A legacy shared: Maria Irene Fornés, mother of Latinx theatre

Author: Lauren Melancon

Fornes Workshop 1200

Fornes Workshop 1200

Honoring the legacy of Maria Irene Fornés, mother of Latinx theatre, the annual Fornés Playwriting Workshop aims to pass Fornés’ unique writing style on to a new generation of Latinx theatre artists.

Conceived by Anne García-Romero, an associate professor in Notre Dame’s Department of Film, Television, and Theatre, this weeklong workshop in Chicago brings together 14 writers from across the country to work intensely with award-winning playwright and Fornés protégé Migdalia Cruz. Cruz guides writers through four days of workshops in Fornés’ method writing.

“It’s designed to interrupt what’s comfortable for you as a writer,” said Lucas Garcia ’14, former Fornés Playwriting Workshop attendee and current workshop assistant. “It’s about getting off track, it’s about getting out of the groove that you’ve carved for yourself, about becoming uncomfortable with your own work again and opening yourself up to the possibility of randomness and bolts of lightning.”

The week’s workshops and writing exercises culminate in the writing of five-minute scenes inspired from participants’ workshop experiences. A director, actors, and a producer are hired to present a reading of each scene at the end of the week to an audience.

Studying with Cruz is “really emotional and very spiritual. She’s so finely attuned to everyone in the room and writing with her is extremely special,” Garcia said. “We’re receiving firsthand training that an entire generation of U.S. playwrights received and it’s incredible — at the same time that we are receiving these skills and receiving strategies and going through this process we are unearthing and affirming Fornés’ legacy as an educator, as an artist, and as an immigrant person.”

In 2013, García-Romero, founding member of Latinx Theatre Commons, met with other Latinx Theatre artists to discuss how this national advocacy group could change the narrative of Latinx theatre in the U.S. and pick up where many 20th-century initiatives to support Latinx theatre artists left off.

“We all know it’s a very complex community, the Latinx community in the U.S. U.S. Latinx Theatre artists are vastly diverse culturally, aesthetically, so we felt like that was not known in the wider American theatre and so we wanted to help change the narrative so that people could understand in the 21st century how complex and rich and diverse the Latinx theatre community is and what we have to offer,” Garcia-Romero said.

For García-Romero, the sharing of Fornés’ legacy and pedagogy through the creation of the Fornés Playwriting Workshop was a logical place to start. In addition to the creation of the workshop, García-Romero has also recently published a book on Fornés, The Fornés Frame.

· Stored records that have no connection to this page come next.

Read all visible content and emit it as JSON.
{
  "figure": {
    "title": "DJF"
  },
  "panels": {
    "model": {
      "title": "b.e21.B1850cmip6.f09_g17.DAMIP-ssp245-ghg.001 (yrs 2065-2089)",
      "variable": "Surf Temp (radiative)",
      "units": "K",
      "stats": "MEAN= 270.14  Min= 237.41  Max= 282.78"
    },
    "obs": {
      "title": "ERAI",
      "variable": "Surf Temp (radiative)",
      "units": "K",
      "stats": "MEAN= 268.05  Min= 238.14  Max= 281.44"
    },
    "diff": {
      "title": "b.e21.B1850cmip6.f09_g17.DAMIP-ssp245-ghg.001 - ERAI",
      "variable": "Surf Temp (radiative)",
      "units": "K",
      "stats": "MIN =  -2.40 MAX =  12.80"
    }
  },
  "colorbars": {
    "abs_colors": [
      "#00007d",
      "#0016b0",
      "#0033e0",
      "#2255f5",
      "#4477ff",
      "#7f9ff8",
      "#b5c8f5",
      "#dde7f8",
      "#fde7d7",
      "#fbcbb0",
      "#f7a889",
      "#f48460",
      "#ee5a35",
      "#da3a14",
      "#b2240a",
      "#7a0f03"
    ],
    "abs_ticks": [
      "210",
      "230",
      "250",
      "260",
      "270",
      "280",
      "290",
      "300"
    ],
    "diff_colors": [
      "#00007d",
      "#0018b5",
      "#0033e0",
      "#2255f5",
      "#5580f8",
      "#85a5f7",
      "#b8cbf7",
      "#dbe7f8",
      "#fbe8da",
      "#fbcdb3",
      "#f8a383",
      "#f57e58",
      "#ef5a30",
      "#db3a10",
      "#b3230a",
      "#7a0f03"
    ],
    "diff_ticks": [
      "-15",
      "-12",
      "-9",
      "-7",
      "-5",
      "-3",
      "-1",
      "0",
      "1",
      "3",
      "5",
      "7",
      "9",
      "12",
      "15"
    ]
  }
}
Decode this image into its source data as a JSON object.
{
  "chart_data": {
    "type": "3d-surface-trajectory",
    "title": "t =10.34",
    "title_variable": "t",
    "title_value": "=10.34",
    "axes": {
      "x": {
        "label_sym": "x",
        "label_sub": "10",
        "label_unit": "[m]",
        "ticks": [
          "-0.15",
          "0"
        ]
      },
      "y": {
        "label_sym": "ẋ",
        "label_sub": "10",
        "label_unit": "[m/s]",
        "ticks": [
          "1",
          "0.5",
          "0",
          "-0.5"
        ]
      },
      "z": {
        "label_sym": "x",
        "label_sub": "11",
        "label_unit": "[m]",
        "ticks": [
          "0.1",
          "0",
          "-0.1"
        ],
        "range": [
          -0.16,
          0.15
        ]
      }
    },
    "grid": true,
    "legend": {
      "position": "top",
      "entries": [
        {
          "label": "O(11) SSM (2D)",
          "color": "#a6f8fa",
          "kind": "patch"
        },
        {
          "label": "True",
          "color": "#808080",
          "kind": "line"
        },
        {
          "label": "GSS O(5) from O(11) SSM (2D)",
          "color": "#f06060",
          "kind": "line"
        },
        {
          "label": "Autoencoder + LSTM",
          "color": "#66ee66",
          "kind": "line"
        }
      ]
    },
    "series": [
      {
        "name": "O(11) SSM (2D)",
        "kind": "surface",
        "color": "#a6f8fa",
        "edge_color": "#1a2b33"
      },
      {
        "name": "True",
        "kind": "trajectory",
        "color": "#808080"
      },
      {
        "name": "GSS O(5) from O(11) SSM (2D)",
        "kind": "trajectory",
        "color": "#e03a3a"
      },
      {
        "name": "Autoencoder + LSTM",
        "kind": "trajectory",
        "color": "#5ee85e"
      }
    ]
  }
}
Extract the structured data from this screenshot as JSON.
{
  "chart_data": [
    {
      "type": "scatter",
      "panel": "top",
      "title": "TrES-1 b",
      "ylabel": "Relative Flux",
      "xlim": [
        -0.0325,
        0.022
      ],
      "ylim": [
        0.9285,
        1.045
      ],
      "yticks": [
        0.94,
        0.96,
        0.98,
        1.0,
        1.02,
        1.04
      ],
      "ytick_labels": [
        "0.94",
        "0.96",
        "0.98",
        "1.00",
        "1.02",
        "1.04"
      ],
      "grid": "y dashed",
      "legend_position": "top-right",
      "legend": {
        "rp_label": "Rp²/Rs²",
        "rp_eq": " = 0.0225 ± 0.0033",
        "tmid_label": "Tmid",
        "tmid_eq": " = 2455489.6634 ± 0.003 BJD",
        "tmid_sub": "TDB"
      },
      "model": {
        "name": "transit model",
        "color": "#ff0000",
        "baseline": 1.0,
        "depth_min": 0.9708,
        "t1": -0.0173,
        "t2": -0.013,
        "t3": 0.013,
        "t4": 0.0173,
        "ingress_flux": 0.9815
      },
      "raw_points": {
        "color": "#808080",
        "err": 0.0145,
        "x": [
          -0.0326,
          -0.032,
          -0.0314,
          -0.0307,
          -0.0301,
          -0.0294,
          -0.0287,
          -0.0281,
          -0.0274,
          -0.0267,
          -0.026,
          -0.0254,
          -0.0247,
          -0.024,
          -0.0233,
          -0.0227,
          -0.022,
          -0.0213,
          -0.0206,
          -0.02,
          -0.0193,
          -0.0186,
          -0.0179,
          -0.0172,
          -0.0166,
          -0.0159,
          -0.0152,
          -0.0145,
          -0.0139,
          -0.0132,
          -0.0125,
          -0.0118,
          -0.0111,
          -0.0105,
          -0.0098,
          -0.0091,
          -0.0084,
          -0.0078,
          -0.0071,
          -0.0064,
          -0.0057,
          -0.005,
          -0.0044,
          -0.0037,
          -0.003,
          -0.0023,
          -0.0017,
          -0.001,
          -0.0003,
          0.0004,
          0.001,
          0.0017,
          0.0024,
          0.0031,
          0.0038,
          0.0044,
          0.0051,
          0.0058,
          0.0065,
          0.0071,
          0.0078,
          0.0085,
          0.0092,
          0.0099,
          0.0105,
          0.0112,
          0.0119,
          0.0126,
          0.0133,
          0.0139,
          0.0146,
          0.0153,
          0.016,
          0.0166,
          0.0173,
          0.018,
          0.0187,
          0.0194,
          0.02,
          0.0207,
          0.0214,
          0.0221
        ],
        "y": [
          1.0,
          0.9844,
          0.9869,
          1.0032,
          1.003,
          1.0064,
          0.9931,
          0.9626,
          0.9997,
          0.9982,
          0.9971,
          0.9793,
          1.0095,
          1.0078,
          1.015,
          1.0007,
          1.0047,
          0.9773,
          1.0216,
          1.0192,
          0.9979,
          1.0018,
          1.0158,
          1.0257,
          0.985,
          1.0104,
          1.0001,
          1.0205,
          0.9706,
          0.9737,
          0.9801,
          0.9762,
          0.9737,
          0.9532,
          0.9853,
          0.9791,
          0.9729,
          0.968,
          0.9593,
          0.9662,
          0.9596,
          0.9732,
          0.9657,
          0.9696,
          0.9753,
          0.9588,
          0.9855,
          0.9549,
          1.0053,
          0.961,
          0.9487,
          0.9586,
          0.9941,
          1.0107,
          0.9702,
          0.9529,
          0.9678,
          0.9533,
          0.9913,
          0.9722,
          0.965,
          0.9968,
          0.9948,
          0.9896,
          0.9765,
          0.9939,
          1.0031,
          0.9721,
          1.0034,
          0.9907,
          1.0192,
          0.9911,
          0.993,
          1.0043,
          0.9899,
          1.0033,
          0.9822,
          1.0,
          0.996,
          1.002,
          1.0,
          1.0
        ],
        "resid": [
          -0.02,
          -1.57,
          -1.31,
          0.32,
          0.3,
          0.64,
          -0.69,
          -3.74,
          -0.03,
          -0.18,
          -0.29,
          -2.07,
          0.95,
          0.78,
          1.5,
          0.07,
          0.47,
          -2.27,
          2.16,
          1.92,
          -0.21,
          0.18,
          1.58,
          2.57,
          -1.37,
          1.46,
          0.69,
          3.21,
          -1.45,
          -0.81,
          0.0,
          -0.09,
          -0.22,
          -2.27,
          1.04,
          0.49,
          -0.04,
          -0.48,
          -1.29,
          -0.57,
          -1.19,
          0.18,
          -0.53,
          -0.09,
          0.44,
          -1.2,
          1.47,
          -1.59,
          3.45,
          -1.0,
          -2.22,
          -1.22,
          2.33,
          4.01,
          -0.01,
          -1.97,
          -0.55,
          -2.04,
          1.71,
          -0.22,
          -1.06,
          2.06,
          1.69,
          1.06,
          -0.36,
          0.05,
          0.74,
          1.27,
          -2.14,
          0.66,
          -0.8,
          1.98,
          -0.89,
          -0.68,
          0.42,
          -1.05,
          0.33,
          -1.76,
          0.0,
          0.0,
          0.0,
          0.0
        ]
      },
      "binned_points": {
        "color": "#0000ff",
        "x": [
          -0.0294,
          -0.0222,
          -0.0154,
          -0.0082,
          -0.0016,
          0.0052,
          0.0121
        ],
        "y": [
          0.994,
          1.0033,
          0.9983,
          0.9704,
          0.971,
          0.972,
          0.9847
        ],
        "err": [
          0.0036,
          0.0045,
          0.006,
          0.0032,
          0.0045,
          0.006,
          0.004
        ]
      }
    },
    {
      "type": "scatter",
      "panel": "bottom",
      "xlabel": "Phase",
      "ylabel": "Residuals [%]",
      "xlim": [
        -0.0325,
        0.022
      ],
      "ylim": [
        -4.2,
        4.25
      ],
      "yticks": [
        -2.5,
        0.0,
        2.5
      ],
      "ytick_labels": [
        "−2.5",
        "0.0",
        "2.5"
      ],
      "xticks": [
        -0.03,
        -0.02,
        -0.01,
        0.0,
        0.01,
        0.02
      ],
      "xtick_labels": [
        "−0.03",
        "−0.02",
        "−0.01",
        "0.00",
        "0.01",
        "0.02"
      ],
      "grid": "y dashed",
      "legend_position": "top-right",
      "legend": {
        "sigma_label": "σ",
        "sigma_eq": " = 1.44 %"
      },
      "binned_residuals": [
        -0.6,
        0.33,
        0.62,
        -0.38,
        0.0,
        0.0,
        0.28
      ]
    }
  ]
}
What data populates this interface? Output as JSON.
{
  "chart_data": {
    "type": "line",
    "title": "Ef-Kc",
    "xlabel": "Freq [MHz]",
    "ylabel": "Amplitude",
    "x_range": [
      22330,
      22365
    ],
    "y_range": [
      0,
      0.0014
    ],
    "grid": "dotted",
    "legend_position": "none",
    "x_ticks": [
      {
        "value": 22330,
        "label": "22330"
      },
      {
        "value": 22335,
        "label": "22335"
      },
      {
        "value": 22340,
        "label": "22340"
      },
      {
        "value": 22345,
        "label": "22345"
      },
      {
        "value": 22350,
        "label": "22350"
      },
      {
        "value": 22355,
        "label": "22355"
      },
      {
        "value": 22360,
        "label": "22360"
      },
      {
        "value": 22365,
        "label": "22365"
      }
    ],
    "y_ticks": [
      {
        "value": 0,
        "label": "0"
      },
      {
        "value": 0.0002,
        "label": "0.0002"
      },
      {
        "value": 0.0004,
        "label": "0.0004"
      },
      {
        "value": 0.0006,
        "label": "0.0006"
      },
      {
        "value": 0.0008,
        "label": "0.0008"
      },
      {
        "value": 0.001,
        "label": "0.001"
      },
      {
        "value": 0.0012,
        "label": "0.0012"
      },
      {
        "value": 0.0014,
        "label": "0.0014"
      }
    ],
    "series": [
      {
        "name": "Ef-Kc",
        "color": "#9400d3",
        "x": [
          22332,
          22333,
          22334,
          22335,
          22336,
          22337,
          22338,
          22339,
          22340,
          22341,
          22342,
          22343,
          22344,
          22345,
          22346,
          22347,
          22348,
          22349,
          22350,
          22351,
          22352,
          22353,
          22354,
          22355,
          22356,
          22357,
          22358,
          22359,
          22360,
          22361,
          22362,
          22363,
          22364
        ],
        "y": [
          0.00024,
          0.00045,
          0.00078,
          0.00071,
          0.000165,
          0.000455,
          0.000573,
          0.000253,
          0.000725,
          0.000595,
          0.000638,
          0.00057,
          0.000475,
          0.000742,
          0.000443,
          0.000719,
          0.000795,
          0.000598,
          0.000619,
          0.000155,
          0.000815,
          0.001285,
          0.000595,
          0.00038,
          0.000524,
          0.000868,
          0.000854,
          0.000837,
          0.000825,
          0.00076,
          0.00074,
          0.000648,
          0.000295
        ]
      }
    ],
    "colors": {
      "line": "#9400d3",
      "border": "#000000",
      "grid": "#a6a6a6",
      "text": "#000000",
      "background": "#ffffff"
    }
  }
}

“Fornés’ legacy is that she is a playwright, a director, and a teacher. She transformed, specifically, Latinx theatre because she trained a generation of Latinx theatre makers including Lito Cruz, Pulitzer Prize winner for drama; Luis Alfaro, one of the most produced Latinx playwrights in the country; and Eduardo Machado, an influential playwriting teacher in New York,” García-Romero said. “Her legacy is her students, her legacy is her incredible method of writing plays that is really innovative and groundbreaking – I don’t believe this method is taught anywhere else in the country or maybe even the world.”

The Institute for Latino Studies is honored to continue to be the key sponsor for this annual workshop as it works to continue the tradition of Fornés and promotes Latinx leaders in the theatre community.

ILS is pleased to support the Fornés Workshop for the third consecutive year under the leadership of Anne García-Romero, the nation’s foremost scholar of this unique Latinx style of play writing and theatrical production,” said ILS Director Luis Fraga. “There is no doubt in my mind that it is through the creative arts that the energy, hopes, aspirations, and power of Latinx communities will be celebrated and preserved for present and future generations.”

The powerful impact of this workshop has already been demonstrated through the work of Lucas Garcia, who currently works in Chicago as a writer, dramator, playwright, and poet. Garcia also volunteers at the Alliance of Latinx Theatre Artists (ALTA) an organization that seeks to provide professional development, community, and advocacy through volunteering and providing member services to theatre artists Latinx Theatre Artists, specifically in the Chicagoland area.

“The workshop is very affecting on a personal level and on an artistic level,” Garcia said. “On an artistic level certainly, but on a personal level as well because it’s a sort of fearlessness and that fearlessness is very generative as an artist but it’s also very important as a person and for me. That is why this workshop is so special because Fornés’ legacy is, in my perspective, a way of living as an artist and not just making art.”